When Barack Obama was briefly embarrassed earlier this year by his association with the onetime bomb-builder and wannabe bomb-exploder William Ayers, he blamed his neighborhood, sort of. "He's a guy who lives in my neighborhood," Obama said with a shrug, as if to say, "Don't we all have to put up with these cranky old domestic terrorists wandering through the yard?" But of course not every neighborhood has a former Weatherman and his wife, former Weathermoll Bernardine Dohrn, living in it, especially not as twin pillars of the community. Obama's casual dismissal led people all across America, people who live in all kinds of communities without bombers, to look at each other and say: "Wow, what kind of neighborhood does Barack live in?"

It's not a trifling question. Like a gabby relative or a crooked business associate, a membership in a restrictive golf club or a long-forgotten bisexual fling, a neighborhood can be a problem for a candidate. Voters often feel that incidentals like these reveal something essential about a potential president. Just as important, political consultants often go to great lengths to make voters feel that way. Recall poor Michael Dukakis, the hapless Democratic presidential nominee in 1988. He lived in the Boston suburb of Brookline--a "progressive" village where the townsfolk congratulate themselves for riding mass transit, eating fibrous bread, holding Winter Festivals in place of Christmas parties, joining committees, attending meetings that last many hours and result in the appointment of more committees, growing organic Chinese vegetables in sideyards, and hanging potted plants in macramé hammocks on the front porch. Brookline was an eddy of American life, a pocket of preciosity set apart from the world that most Americans struggle through, and Republican operatives made it a symbol of Dukakis's disconnection from the common man. Maybe this was a low blow, but the Republicans had a point. Anyone who knew Brookline would not have been surprised to learn that Dukakis, as one of its favorite sons, liked to take books about Swedish land-use planning with him to the beach, thus disqualifying himself from the presidency.

As Republicans felt about Brookline, so Obama supporters feel about Obama's neighborhood: It's a measure of the man. "What better way to define what you're all about than where you choose to live and bring up your family?" said Obama's friend, neighbor, and campaign adviser John Rogers in USA Today. Obama's neighborhood, Hyde Park, is on the South Side of Chicago, about seven miles from the Loop. Not counting time spent in college and law school, plus part of a year working for a consulting firm in Manhattan, Hyde Park is the only place Barack Obama has lived as an adult.
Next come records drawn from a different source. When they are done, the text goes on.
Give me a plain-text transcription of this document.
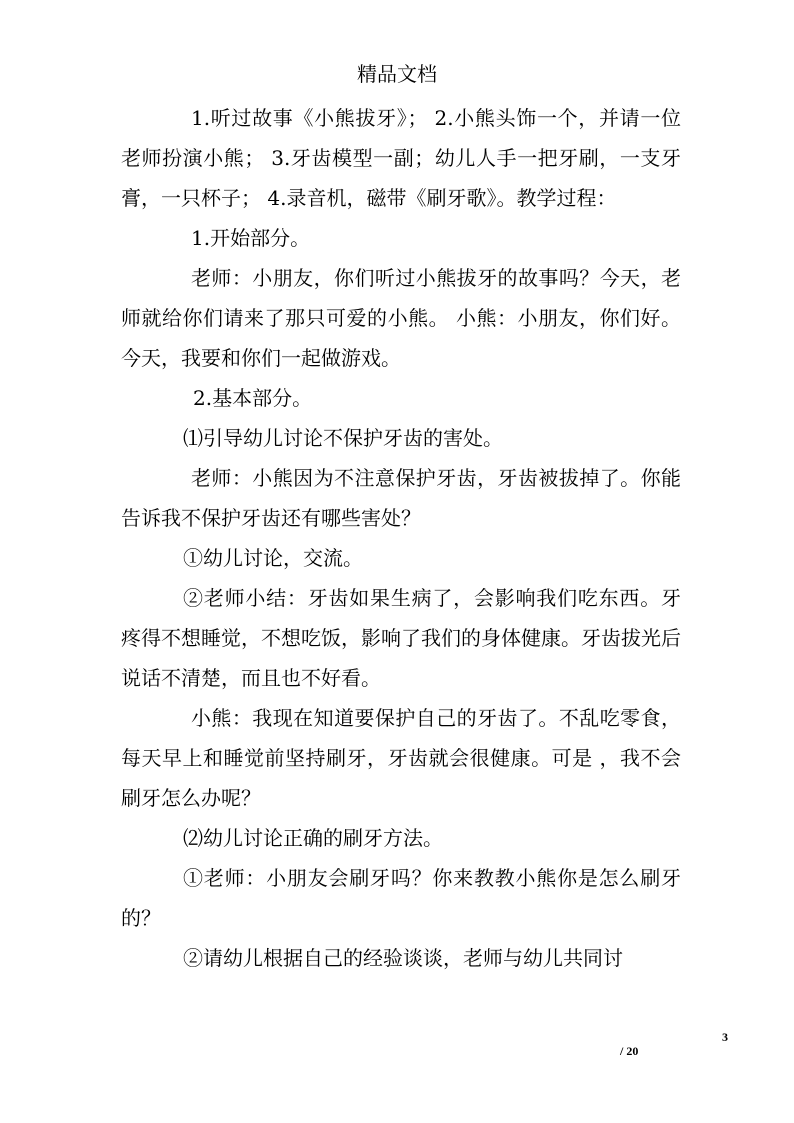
精品文档

1.听过故事《小熊拔牙》； 2.小熊头饰一个，并请一位老师扮演小熊； 3.牙齿模型一副；幼儿人手一把牙刷，一支牙膏，一只杯子； 4.录音机，磁带《刷牙歌》。教学过程：

1.开始部分。

老师：小朋友，你们听过小熊拔牙的故事吗？今天，老师就给你们请来了那只可爱的小熊。 小熊：小朋友，你们好。今天，我要和你们一起做游戏。

2.基本部分。

⑴引导幼儿讨论不保护牙齿的害处。

老师：小熊因为不注意保护牙齿，牙齿被拔掉了。你能告诉我不保护牙齿还有哪些害处？

①幼儿讨论，交流。

②老师小结：牙齿如果生病了，会影响我们吃东西。牙疼得不想睡觉，不想吃饭，影响了我们的身体健康。牙齿拔光后说话不清楚，而且也不好看。

小熊：我现在知道要保护自己的牙齿了。不乱吃零食，每天早上和睡觉前坚持刷牙，牙齿就会很健康。可是 ，我不会刷牙怎么办呢？

⑵幼儿讨论正确的刷牙方法。

①老师：小朋友会刷牙吗？你来教教小熊你是怎么刷牙的？

②请幼儿根据自己的经验谈谈，老师与幼儿共同讨

3
/ 20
He first moved there in 1984, when he came to Chicago as a community organizer, and he returned after graduating from Harvard Law School. Here he courted his future wife, who grew up in the nearby neighborhood of South Shore, and here his children were born and now attend (private) school. Here, too, is the mansion he bought in 2005, with the proceeds from his two bestselling books in which he speaks fondly of the life he has built here.

The affection is mutual. The Hyde Park Herald printed a gala issue when Obama announced his candidacy, in February 2007. "Despite national fame, Barack Obama remains a Hyde Parker to the core," read the banner headline. Inside were display ads from local businesses, full of good wishes and exclamation points: "Good luck, neighbor!"; "Wish Hyde Park's very own Barack Obama and family all the best!"; "Congratulations to Barack, our hometown hero!" There were pages of testimonials from neighbors, shopkeepers, political activists, and his barber, too. All agreed he's "down to earth." One local mother recalled standing next to him at a Halloween parade. "He greeted me with a friendly 'hello,' " she testified. A waitress at his favorite restaurant: "No matter what might be on his mind, he always asks how I'm doing." "He was always one of my quietest customers," said the owner of the local video store. "But when he did have something to say it was always soothing and stimulating at the same time. When he walked away he would leave that thought in your mind. It made you wonder." America has been having the same reaction, but Hyde Parkers experienced it first.